Among the vast crowd that descended on the nation's capitol Friday for the 44th annual March for Life, one first-time marcher, a young single mother named Janai, personified the event's 2017 theme, "The Power of One."
Just a year ago, Janai's world felt like it was coming to an end. Janai was only a few classes shy of earning her bachelor's degree in Houston's impoverished Fifth Ward when she was date raped.
In the blink of an eye, Janai went from the cusp of graduation to the specter of facing an unexpected pregnancy that threatened far more than her educational and career goals. A native of Washington, D.C., Janai was still relatively new to Houston and so distant from a family support structure that she was now facing the threat of homelessness.
No matter how many pregnancy tests Janai took, they all told her the truth she would eventually need to face head-on. And she was going to have to do it alone.
"I felt like a stereotype, that everything was wrong," Janai said. "When you're young, pregnant, not married, everyone thinks you're crazy. I didn't want that. It was hard."
Pregnant, alone and with what seemed like insurmountable obstacles lying before her, Janai began searching online for a free pregnancy test and free ultrasound near her. She needed proof of her pregnancy to apply for state-level assistance, but as she looked online, she found that most clinics near her would charge $40 to run the tests she needed.
One search result stood out, however, and it was Houston Pregnancy Help Centers, a pro-life medical clinic with locations downtown and in the Fifth Ward. The organization offers free pregnancy tests and ultrasounds at both locations, so Janai made an appointment at the Fifth Ward site.
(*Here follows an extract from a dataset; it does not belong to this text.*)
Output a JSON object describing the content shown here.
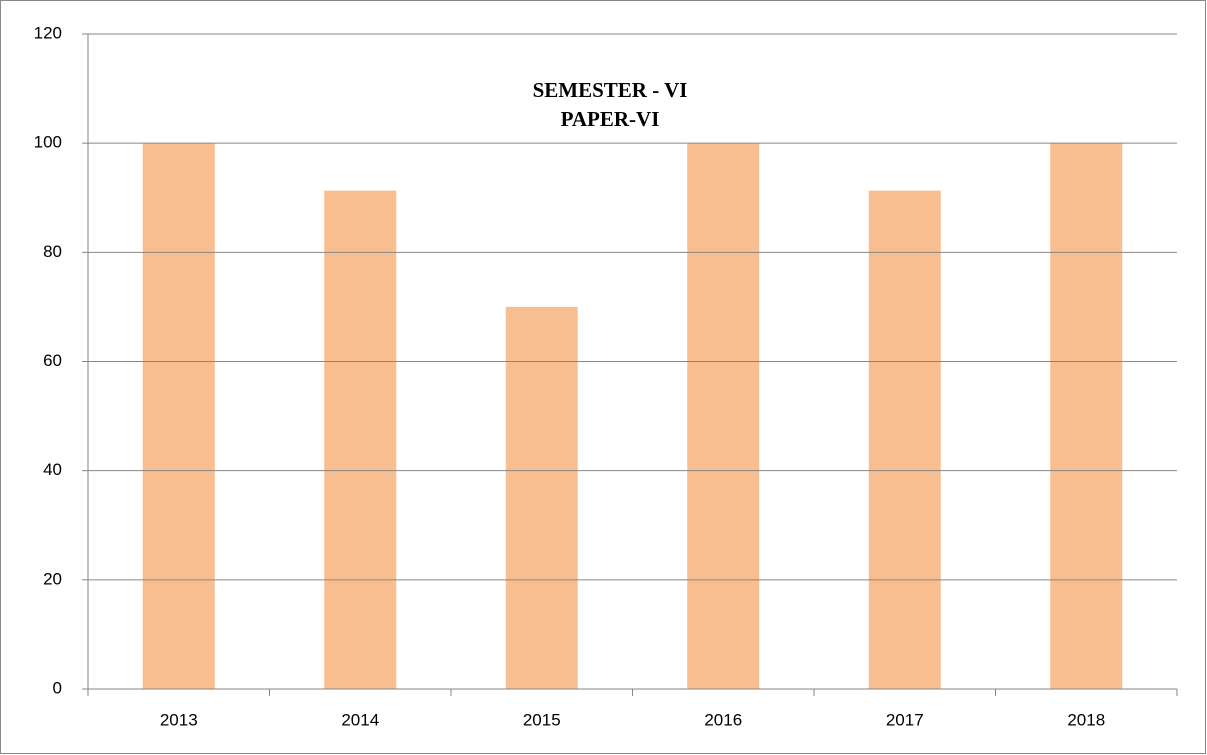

"I was praying that she was going to say 'No,'" Janai says of that initial ultrasound. "It changed my life. It was amazing. I heard a heartbeat, and it wasn't just any heartbeat, it was a heartbeat that my body created."
Along with the technological help that the ultrasound provided, Janai recalls that the nonjudgmental support and understanding of the center's ultrasound nurse helped give her the confidence she needed to continue with her pregnancy.
In time, the center would connect her to a community resource called Lifehouse, a maternity home for expectant mothers. Janai lived there until she gave birth to baby "Marz" in November. She then walked with her degree in marketing in late December, marking the end of an eventful year for both mother and child.
"I never thought I'd be the type of person who could push a stroller, carrying a baby and holding a bottle with my chin while trying to pay a bill," Janai said. "It's so funny how life works out. I just got a lot of support from the pregnancy center, and it was the extra support I needed. Everyone I connected with through Fifth Ward Pregnancy Center was so genuine and caring. I was just amazed."
Over the past year, while Janai has moved from initial contact to new mom, the staff at the pregnancy center has kept up with her, checking in to see if there was anything they could do to help her throughout her pregnancy and into motherhood.
Before she welcomed Marz, Janai got a call from Lauren Barron, Fifth Ward Pregnancy Center's case manager, asking if she would be willing to attend the March for Life, as well as Heartbeat International's Babies Go to Congress, which took place on Thursday before the march.
As part of Babies Go to Congress, Janai and her baby girl made four visits to congressional offices Thursday, including those of Texas Republican senators Ted Cruz and John Cornyn and two Democratic members of the House of Representatives, acting as a show-and-tell embodiment of the power of one.
"It's hard, I can't lie, but I don't think I would have made any other choice, or that any other choice would have made me as happy as I am now," Janai said. "I'm just really thankful for the pregnancy center, because I've gotten clothes, classes, counseling, just everything that I needed to survive."